- Location: South Australia
- Nearest city: Port Lincoln
- Coordinates: 34°55′51.5244″S 135°57′53.3124″E﻿ / ﻿34.930979000°S 135.964809000°E
- Area: 93.36 km^{2} (36.05 sq mi)
- Established: 30 September 2004
- Governing body: Department for Environment and Water
- Website: Official website

= Memory Cove Wilderness Protection Area =

Protected area in South Australia

Memory Cove Wilderness Protection Area is a protected area in the Australian state of South Australia located on the south east tip of Jussieu Peninsula on Eyre Peninsula and on a number of nearby islands about 25 km south-south east of Port Lincoln. It was established in 2004 on land previously part of the Lincoln National Park. The protection area contains significant sites of natural, indigenous and early European heritage.

==Extent==
The wilderness protection area occupies the south east tip of Jussieu Peninsula on Eyre Peninsula and the following islands - Hopkins, Little, Lewis and Smith in Spencer Gulf and Williams in the Great Australian Bight down to Mean Low Water Mark. Its extent on Jussieu Peninsula is bounded by the peninsula's coastline as follows: its eastern boundary extends from near Taylor's Landing (a small cove located opposite to Taylor Island) in a southerly direction to Cape Catastrophe, its southern boundary extends from Cape Catastrophe in a westerly direction to West Point and its western boundary consists of the coastline of the east side of Jussieu Bay from West Point in a northerly direction to a point on the coastline approximately west of Memory Cove. The west and north sides of the wilderness protection area adjoin the Lincoln National Park.

==Origins and history==
Previously the land was part of the Lincoln National Park and its predecessors since 1941. During the 1980s, the land around Memory Cove was 'identified as having some of the highest quality wilderness values in the state'. In 1992, a locked gate was installed on the road to Memory Cove in order to restrict access in order to minimise disturbance. In 1999, it was proposed to proclaim the area and the following islands - Hopkins, Lewis, Little, Smith and Williams, as a wilderness protection area under the Wilderness Protection Act 1992. On the basis of significant support for the proposal, the area was excised from the park and formally proclaimed as the Memory Cove Wilderness Protection Area on 30 September 2004. Prior to being part of a protected area, the land supported the Aboriginal tribes of Barngarla and Nauo as well as a small amount of agricultural activity by European settlers.
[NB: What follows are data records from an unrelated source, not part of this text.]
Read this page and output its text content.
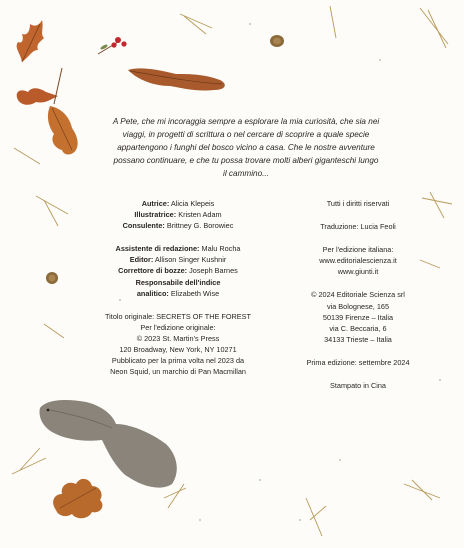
A Pete, che mi incoraggia sempre a esplorare la mia curiosità, che sia nei viaggi, in progetti di scrittura o nel cercare di scoprire a quale specie appartengono i funghi del bosco vicino a casa. Che le nostre avventure possano continuare, e che tu possa trovare molti alberi giganteschi lungo il cammino...
Autrice: Alicia Klepeis
Illustratrice: Kristen Adam
Consulente: Brittney G. Borowiec
Assistente di redazione: Malu Rocha
Editor: Allison Singer Kushnir
Correttore di bozze: Joseph Barnes
Responsabile dell'indice
analitico: Elizabeth Wise
Titolo originale: SECRETS OF THE FOREST
Per l'edizione originale:
© 2023 St. Martin's Press
120 Broadway, New York, NY 10271
Pubblicato per la prima volta nel 2023 da
Neon Squid, un marchio di Pan Macmillan
Tutti i diritti riservati
Traduzione: Lucia Feoli
Per l'edizione italiana:
www.editorialescienza.it
www.giunti.it
© 2024 Editoriale Scienza srl
via Bolognese, 165
50139 Firenze – Italia
via C. Beccaria, 6
34133 Trieste – Italia
Prima edizione: settembre 2024
Stampato in Cina
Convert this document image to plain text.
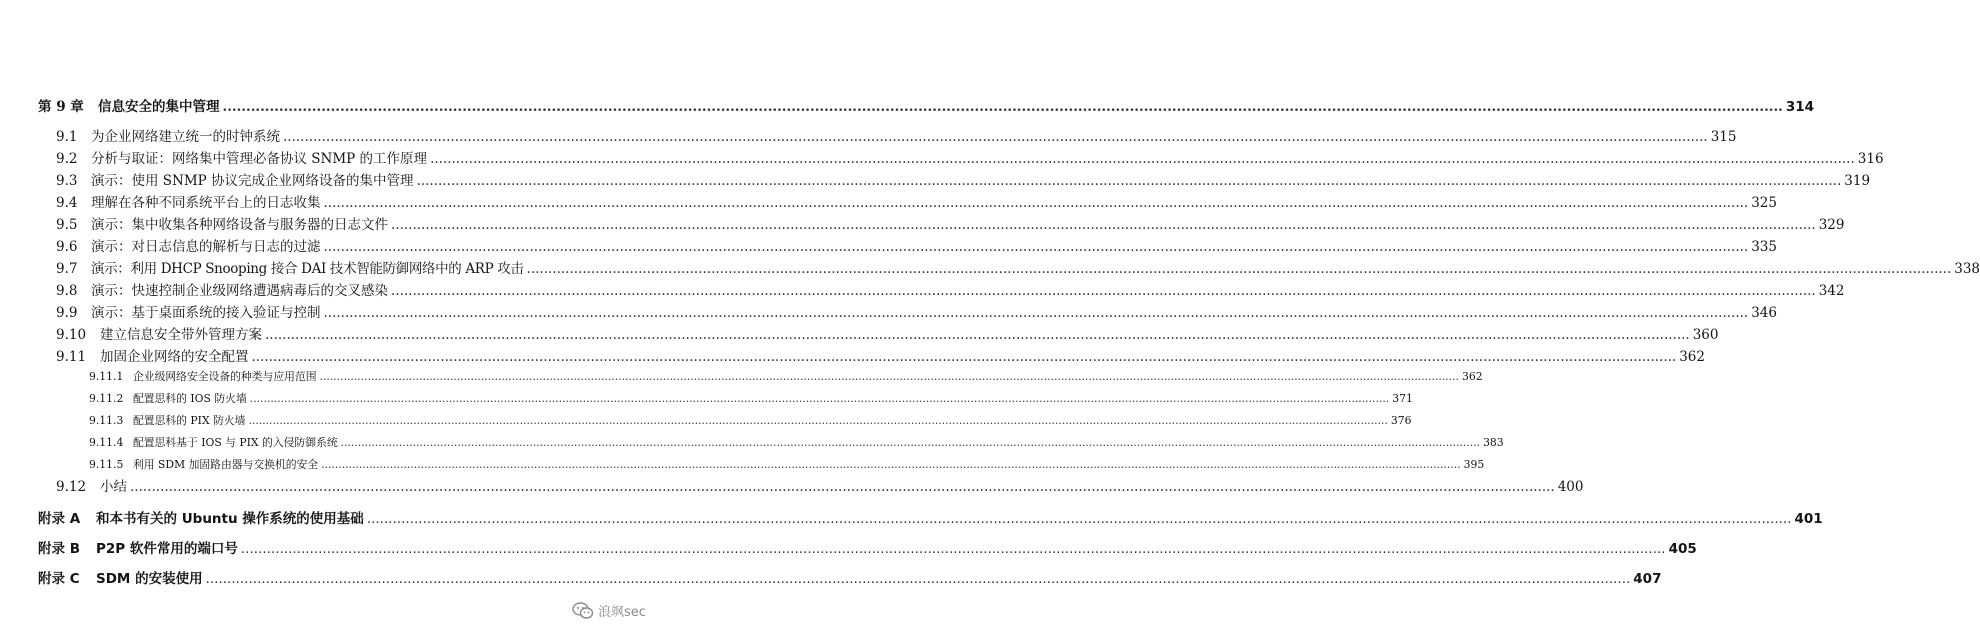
第 9 章	信息安全的集中管理 ............................................................................................................................................................................................................................................................................................................................................ 314
9.1	为企业网络建立统一的时钟系统 ............................................................................................................................................................................................................................................................................................................................................ 315
9.2	分析与取证：网络集中管理必备协议 SNMP 的工作原理 ............................................................................................................................................................................................................................................................................................................................................ 316
9.3	演示：使用 SNMP 协议完成企业网络设备的集中管理 ............................................................................................................................................................................................................................................................................................................................................ 319
9.4	理解在各种不同系统平台上的日志收集 ............................................................................................................................................................................................................................................................................................................................................ 325
9.5	演示：集中收集各种网络设备与服务器的日志文件 ............................................................................................................................................................................................................................................................................................................................................ 329
9.6	演示：对日志信息的解析与日志的过滤 ............................................................................................................................................................................................................................................................................................................................................ 335
9.7	演示：利用 DHCP Snooping 接合 DAI 技术智能防御网络中的 ARP 攻击 ............................................................................................................................................................................................................................................................................................................................................ 338
9.8	演示：快速控制企业级网络遭遇病毒后的交叉感染 ............................................................................................................................................................................................................................................................................................................................................ 342
9.9	演示：基于桌面系统的接入验证与控制 ............................................................................................................................................................................................................................................................................................................................................ 346
9.10	建立信息安全带外管理方案 ............................................................................................................................................................................................................................................................................................................................................ 360
9.11	加固企业网络的安全配置 ............................................................................................................................................................................................................................................................................................................................................ 362
9.11.1 企业级网络安全设备的种类与应用范围 ............................................................................................................................................................................................................................................................................................................................................ 362
9.11.2 配置思科的 IOS 防火墙 ............................................................................................................................................................................................................................................................................................................................................ 371
9.11.3 配置思科的 PIX 防火墙 ............................................................................................................................................................................................................................................................................................................................................ 376
9.11.4 配置思科基于 IOS 与 PIX 的入侵防御系统 ............................................................................................................................................................................................................................................................................................................................................ 383
9.11.5 利用 SDM 加固路由器与交换机的安全 ............................................................................................................................................................................................................................................................................................................................................ 395
9.12	小结 ............................................................................................................................................................................................................................................................................................................................................ 400
附录 A	和本书有关的 Ubuntu 操作系统的使用基础 ............................................................................................................................................................................................................................................................................................................................................ 401
附录 B	P2P 软件常用的端口号 ............................................................................................................................................................................................................................................................................................................................................ 405
附录 C	SDM 的安装使用 ............................................................................................................................................................................................................................................................................................................................................ 407
浪飒sec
The Memory Cove Tablet Site, which marks one of the few places that Matthew Flinders came ashore in South Australia, lies within the area and is listed on the South Australian Heritage Register.

==Wilderness qualities==
The following qualities have been identified by the government agency managing the wilderness protection area. Firstly, 180 species of native flora have been recorded within the wilderness protection area including seven species considered to be of conservation significance. Secondly, the area is considered to have significant cultural history in respect to the Barngarla and the Nauo people, who occupied the area prior to European arrival. Thirdly, the event concerning the loss of eight crew from HM Sloop Investigator under the command of Matthew Flinders during February 1802 in the waters adjoining the wilderness protection area is considered to be of historical significance.

==Visitor services==
Access is regulated by a locked gate within the adjoining Lincoln National Park. A maximum of 15 vehicles per day is permitted to enter. A camping ground exists at Memory Cove. Yachts and boats can anchor in the sheltered waters available at Memory Cove and Williams Island. Recreational fishing and associated water-based activities take place in the waters adjoining the wilderness protection area.